The permeability structure of the ocean crust and the location of the heat source determine how hydrothermal fluids circulate. Conceptually, we break the process into three phases. In the recharge zone, cold seawater penetrates into the ocean crust and is gradually heated along its flow path. There is a strong thermodynamic drive to remove Mg from the fluid into the rock, and acid is produced in the process, which then drives leaching of other major elements and transition metals from the rock (see Seyfried 1987) into the hydrothermal fluid. Seawater sulfate is removed from solution by precipitation as anhydrite and by reduction to hydrogen sulfide.
Fluids reach their maximum temperature in the high-temperature reaction zone near the heat source. Important parameters in determining the high-temperature fluid composition are pressure, temperature, water/rock ratio, rock composition, recharge fluid composition, and reaction time (or residence time). Reactions are fast at high temperature, and fluids may approach equilibrium with a set of alteration minerals.
Hot hydrothermal fluids are buoyant and rise toward the ocean floor in the upflow zone. The residence time in this zone is probably very short, but fluids may continue to react with the rock through which they flow. Fluids cool slightly through decompression (adiabatic cooling) and may cool significantly by losing heat to the surrounding rock (conductive cooling) or by mixing with cold seawater-like fluids below the sea floor. Cooling may cause the hydrothermal fluid to become supersaturated and precipitate secondary minerals (metal sulfides, quartz, etc.), so that the fluid chemistry may change slightly between leaving the reaction zone and arriving at the sea floor.
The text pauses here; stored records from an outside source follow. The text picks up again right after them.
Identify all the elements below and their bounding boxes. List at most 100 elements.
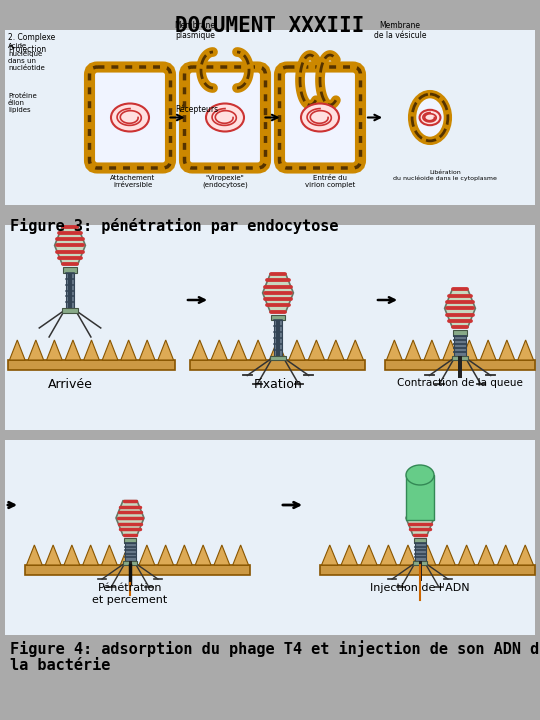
Polygon shape <box>406 500 434 536</box>
Bar <box>62 308 78 312</box>
Bar <box>123 561 137 565</box>
Text: Membrane
plasmique: Membrane plasmique <box>174 21 215 40</box>
Polygon shape <box>458 545 475 565</box>
Bar <box>65 273 75 308</box>
Ellipse shape <box>206 104 244 132</box>
Polygon shape <box>65 340 81 360</box>
Bar <box>454 330 467 336</box>
Polygon shape <box>517 545 534 565</box>
Bar <box>415 543 426 561</box>
Polygon shape <box>380 545 396 565</box>
Bar <box>190 360 365 370</box>
Polygon shape <box>262 274 293 312</box>
Polygon shape <box>419 545 436 565</box>
Polygon shape <box>55 226 85 264</box>
Bar <box>385 440 535 635</box>
Polygon shape <box>341 545 357 565</box>
Bar <box>458 356 462 377</box>
Bar <box>68 273 72 308</box>
Polygon shape <box>231 340 247 360</box>
Bar <box>5 440 385 635</box>
Polygon shape <box>28 340 44 360</box>
Text: 2. Complexe: 2. Complexe <box>8 33 55 42</box>
Polygon shape <box>250 340 266 360</box>
Bar <box>454 336 466 356</box>
Bar <box>5 225 535 430</box>
Bar <box>414 538 426 543</box>
Polygon shape <box>289 340 305 360</box>
Text: Figure 4: adsorption du phage T4 et injection de son ADN dans: Figure 4: adsorption du phage T4 et inje… <box>10 640 540 657</box>
Polygon shape <box>139 340 155 360</box>
Bar <box>272 315 285 320</box>
Ellipse shape <box>301 104 339 132</box>
FancyBboxPatch shape <box>280 67 361 168</box>
Polygon shape <box>116 500 144 536</box>
Bar <box>413 561 427 565</box>
Polygon shape <box>139 545 155 565</box>
Polygon shape <box>406 475 434 520</box>
Bar <box>271 356 286 360</box>
Bar <box>8 360 175 370</box>
Polygon shape <box>120 545 136 565</box>
Bar <box>385 360 535 370</box>
Polygon shape <box>424 340 440 360</box>
Polygon shape <box>233 545 248 565</box>
Polygon shape <box>387 340 402 360</box>
Polygon shape <box>478 545 494 565</box>
Polygon shape <box>158 545 173 565</box>
Polygon shape <box>192 340 208 360</box>
Text: "Viropexie"
(endocytose): "Viropexie" (endocytose) <box>202 175 248 189</box>
Text: Entrée du
virion complet: Entrée du virion complet <box>305 175 355 188</box>
Polygon shape <box>518 340 534 360</box>
Text: Membrane
de la vésicule: Membrane de la vésicule <box>374 21 426 40</box>
Polygon shape <box>308 340 325 360</box>
Bar <box>276 320 280 356</box>
Bar <box>418 561 422 581</box>
Bar <box>5 30 535 205</box>
FancyBboxPatch shape <box>185 67 266 168</box>
Text: Injection de l'ADN: Injection de l'ADN <box>370 583 470 593</box>
Polygon shape <box>499 340 515 360</box>
Text: Protéine
éllon
lipides: Protéine éllon lipides <box>8 93 37 113</box>
Polygon shape <box>83 545 98 565</box>
Polygon shape <box>400 545 416 565</box>
Polygon shape <box>444 289 475 328</box>
Polygon shape <box>443 340 458 360</box>
Polygon shape <box>347 340 363 360</box>
Polygon shape <box>158 340 173 360</box>
Text: Libération
du nucléoide dans le cytoplasme: Libération du nucléoide dans le cytoplas… <box>393 170 497 181</box>
Bar <box>320 565 535 575</box>
Text: Arrivée: Arrivée <box>48 378 92 391</box>
Polygon shape <box>177 545 192 565</box>
Polygon shape <box>462 340 477 360</box>
Polygon shape <box>102 340 118 360</box>
Polygon shape <box>195 545 211 565</box>
Text: Pénétration
et percement: Pénétration et percement <box>92 583 167 605</box>
Bar <box>25 565 250 575</box>
Polygon shape <box>321 545 338 565</box>
Polygon shape <box>269 340 286 360</box>
Text: Acide
nucléique
dans un
nucléotide: Acide nucléique dans un nucléotide <box>8 42 45 71</box>
Bar <box>274 320 282 356</box>
Text: Fixation: Fixation <box>254 378 302 391</box>
Polygon shape <box>84 340 99 360</box>
Text: Figure 3: pénétration par endocytose: Figure 3: pénétration par endocytose <box>10 218 339 234</box>
Polygon shape <box>361 545 377 565</box>
Ellipse shape <box>406 465 434 485</box>
Polygon shape <box>102 545 117 565</box>
Polygon shape <box>214 545 230 565</box>
Bar <box>124 538 136 543</box>
Polygon shape <box>45 545 61 565</box>
Polygon shape <box>10 340 25 360</box>
Polygon shape <box>121 340 137 360</box>
Polygon shape <box>497 545 514 565</box>
Polygon shape <box>439 545 455 565</box>
Bar <box>63 267 77 273</box>
Ellipse shape <box>412 94 448 141</box>
Polygon shape <box>480 340 496 360</box>
Text: Contraction de la queue: Contraction de la queue <box>397 378 523 388</box>
Ellipse shape <box>420 109 441 125</box>
Text: Récepteurs: Récepteurs <box>175 105 218 114</box>
Polygon shape <box>328 340 344 360</box>
Polygon shape <box>64 545 80 565</box>
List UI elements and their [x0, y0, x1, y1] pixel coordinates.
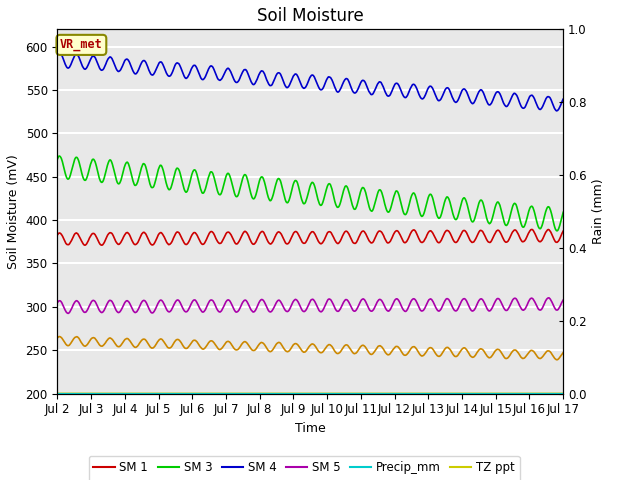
SM 2 [56, 334, 63, 339]
SM 2 [166, 345, 174, 351]
TZ ppt [223, 391, 230, 396]
SM 2 [455, 351, 463, 357]
SM 3 [500, 216, 508, 222]
Legend: SM 1, SM 2, SM 3, SM 4, SM 5, Precip_mm, TZ ppt: SM 1, SM 2, SM 3, SM 4, SM 5, Precip_mm,… [89, 456, 520, 480]
TZ ppt [559, 391, 567, 396]
SM 4 [56, 50, 63, 56]
SM 4 [389, 86, 397, 92]
Precip_mm [54, 391, 61, 396]
SM 1 [223, 230, 230, 236]
Line: SM 4: SM 4 [58, 53, 563, 111]
SM 3 [389, 198, 397, 204]
Precip_mm [388, 391, 396, 396]
SM 5 [154, 300, 162, 306]
TZ ppt [166, 391, 174, 396]
SM 1 [455, 236, 463, 241]
SM 4 [223, 66, 230, 72]
Precip_mm [223, 391, 230, 396]
SM 3 [455, 210, 463, 216]
SM 5 [54, 300, 61, 305]
SM 1 [81, 242, 89, 248]
SM 2 [500, 353, 508, 359]
SM 2 [389, 347, 397, 353]
SM 3 [154, 168, 162, 174]
SM 4 [455, 96, 463, 101]
Precip_mm [559, 391, 567, 396]
SM 1 [154, 233, 162, 239]
SM 1 [54, 232, 61, 238]
TZ ppt [454, 391, 462, 396]
SM 4 [166, 73, 174, 79]
Line: SM 3: SM 3 [58, 156, 563, 231]
SM 5 [64, 311, 72, 316]
TZ ppt [54, 391, 61, 396]
Title: Soil Moisture: Soil Moisture [257, 7, 364, 25]
X-axis label: Time: Time [295, 422, 326, 435]
SM 3 [166, 186, 174, 192]
SM 2 [553, 357, 561, 363]
Precip_mm [154, 391, 161, 396]
Y-axis label: Soil Moisture (mV): Soil Moisture (mV) [7, 154, 20, 269]
SM 4 [553, 108, 561, 114]
SM 4 [154, 62, 162, 68]
SM 5 [545, 295, 552, 300]
Precip_mm [166, 391, 174, 396]
Precip_mm [499, 391, 507, 396]
Precip_mm [454, 391, 462, 396]
TZ ppt [388, 391, 396, 396]
SM 5 [455, 304, 463, 310]
SM 3 [554, 228, 561, 234]
SM 5 [500, 304, 508, 310]
Line: SM 2: SM 2 [58, 336, 563, 360]
SM 1 [166, 241, 174, 247]
TZ ppt [499, 391, 507, 396]
Text: VR_met: VR_met [60, 38, 103, 51]
SM 4 [54, 52, 61, 58]
SM 4 [559, 96, 567, 102]
SM 1 [528, 227, 536, 232]
TZ ppt [154, 391, 161, 396]
SM 4 [500, 100, 508, 106]
SM 3 [559, 209, 567, 215]
SM 2 [559, 350, 567, 356]
Y-axis label: Rain (mm): Rain (mm) [592, 179, 605, 244]
SM 2 [54, 335, 61, 341]
SM 2 [154, 338, 162, 344]
SM 1 [559, 228, 567, 234]
SM 1 [389, 233, 397, 239]
SM 2 [223, 339, 230, 345]
SM 1 [500, 236, 508, 242]
SM 3 [223, 171, 230, 177]
SM 5 [223, 298, 230, 303]
SM 5 [559, 297, 567, 303]
SM 3 [56, 153, 63, 159]
SM 5 [389, 301, 397, 307]
Line: SM 1: SM 1 [58, 229, 563, 245]
SM 3 [54, 156, 61, 162]
Line: SM 5: SM 5 [58, 298, 563, 313]
SM 5 [166, 309, 174, 314]
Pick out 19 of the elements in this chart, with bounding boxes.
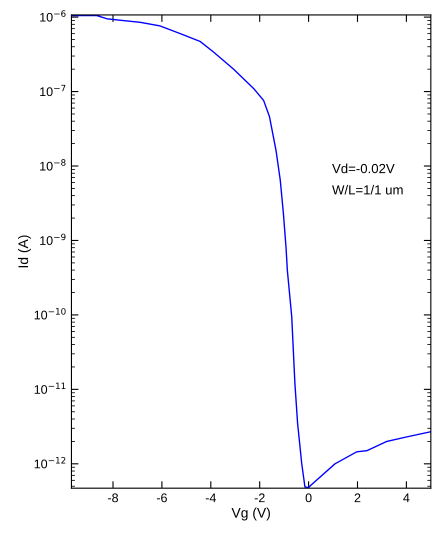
x-tick-label: -6	[156, 493, 167, 502]
y-tick-label: 10$^{−7}$	[40, 84, 66, 96]
annotation: Vd=-0.02V	[332, 164, 395, 174]
x-tick-label: -4	[206, 494, 216, 502]
y-tick-label: 10$^{−6}$	[40, 10, 66, 22]
x-tick-label: -2	[254, 493, 265, 502]
x-tick-label: 0	[306, 493, 312, 502]
y-tick-label: 10$^{−12}$	[34, 456, 66, 468]
annotation: W/L=1/1 um	[332, 184, 403, 195]
x-tick-label: 4	[403, 494, 410, 502]
x-tick-label: 2	[354, 493, 360, 502]
y-tick-label: 10$^{−10}$	[34, 308, 66, 320]
y-tick-label: 10$^{−9}$	[40, 234, 66, 246]
y-axis-title: Id (A)	[18, 235, 31, 268]
x-tick-label: -8	[108, 493, 118, 502]
x-axis-title: Vg (V)	[232, 508, 270, 520]
line-series	[71, 14, 431, 488]
y-tick-label: 10$^{−11}$	[34, 382, 66, 394]
y-tick-label: 10$^{−8}$	[40, 159, 66, 171]
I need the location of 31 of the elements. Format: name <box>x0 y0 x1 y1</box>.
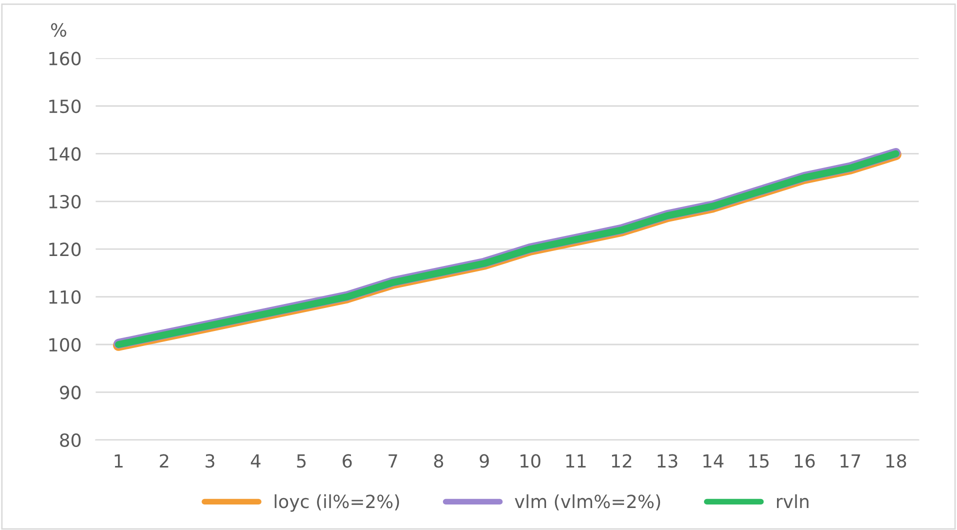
legend-label: loyc (il%=2%) <box>274 494 399 512</box>
y-axis-title: % <box>51 23 66 37</box>
x-tick-label: 9 <box>480 454 489 468</box>
x-tick-label: 8 <box>434 454 444 468</box>
x-tick-label: 6 <box>342 454 352 468</box>
x-tick-label: 17 <box>840 454 860 468</box>
x-tick-label: 1 <box>114 454 123 468</box>
x-tick-label: 13 <box>658 454 678 468</box>
legend-label: vlm (vlm%=2%) <box>514 494 660 510</box>
y-tick-label: 110 <box>49 290 81 304</box>
y-tick-label: 130 <box>49 194 81 209</box>
x-tick-label: 18 <box>886 454 906 468</box>
y-tick-label: 100 <box>49 338 81 352</box>
y-tick-label: 160 <box>49 52 81 66</box>
y-tick-label: 80 <box>60 433 81 448</box>
x-tick-label: 2 <box>160 454 168 468</box>
x-tick-label: 16 <box>794 454 815 468</box>
legend-label: rvln <box>777 494 808 508</box>
x-tick-label: 11 <box>566 454 586 468</box>
x-tick-label: 14 <box>703 454 724 468</box>
x-tick-label: 5 <box>297 454 306 468</box>
y-tick-label: 150 <box>49 99 81 114</box>
y-tick-label: 140 <box>49 147 81 161</box>
y-tick-label: 120 <box>49 242 81 256</box>
x-tick-label: 10 <box>520 454 540 468</box>
x-tick-label: 4 <box>250 454 260 468</box>
x-tick-label: 12 <box>612 454 632 468</box>
y-tick-label: 90 <box>60 386 81 400</box>
x-tick-label: 15 <box>749 454 769 468</box>
x-tick-label: 3 <box>206 454 214 468</box>
x-tick-label: 7 <box>388 454 398 468</box>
Hydrothermal vents are the interface between the hot, anoxic upflow zone and cold, oxidized seawater. When hot fluids mix with cold seawater, many hydrothermal minerals precipitate within seconds to form the dense particle plumes characteristic of black smokers. The particles are predominantly a mixture of sulfides (e.g. pyrrhotite FeS, sphalerite ZnS, chalcopyrite CuFeS2, etc.) and sulfates (anhydrite CaSO4, barite BaSO4). Some of these minerals are formed as part of the chimney structures that build up on the sea floor, while others are formed within the plume and dispersed through the water.
Another form of hydrothermal venting is the diffuse vent, where lower temperature fluids exit the seafloor as shimmering water through cracks surrounding high-temperature smokers, or in isolated areas venting directly from basalt. The lower temperature fluids generally do not contain enough dissolved metal and sulfide to form "smoke". There is evidence that the cooler diffuse vent fluids are in most cases formed by sub-sea floor mixing of hot, smoker-like fluids with cold seawater-like fluid, and in many cases they must precipitate minerals below the sea floor.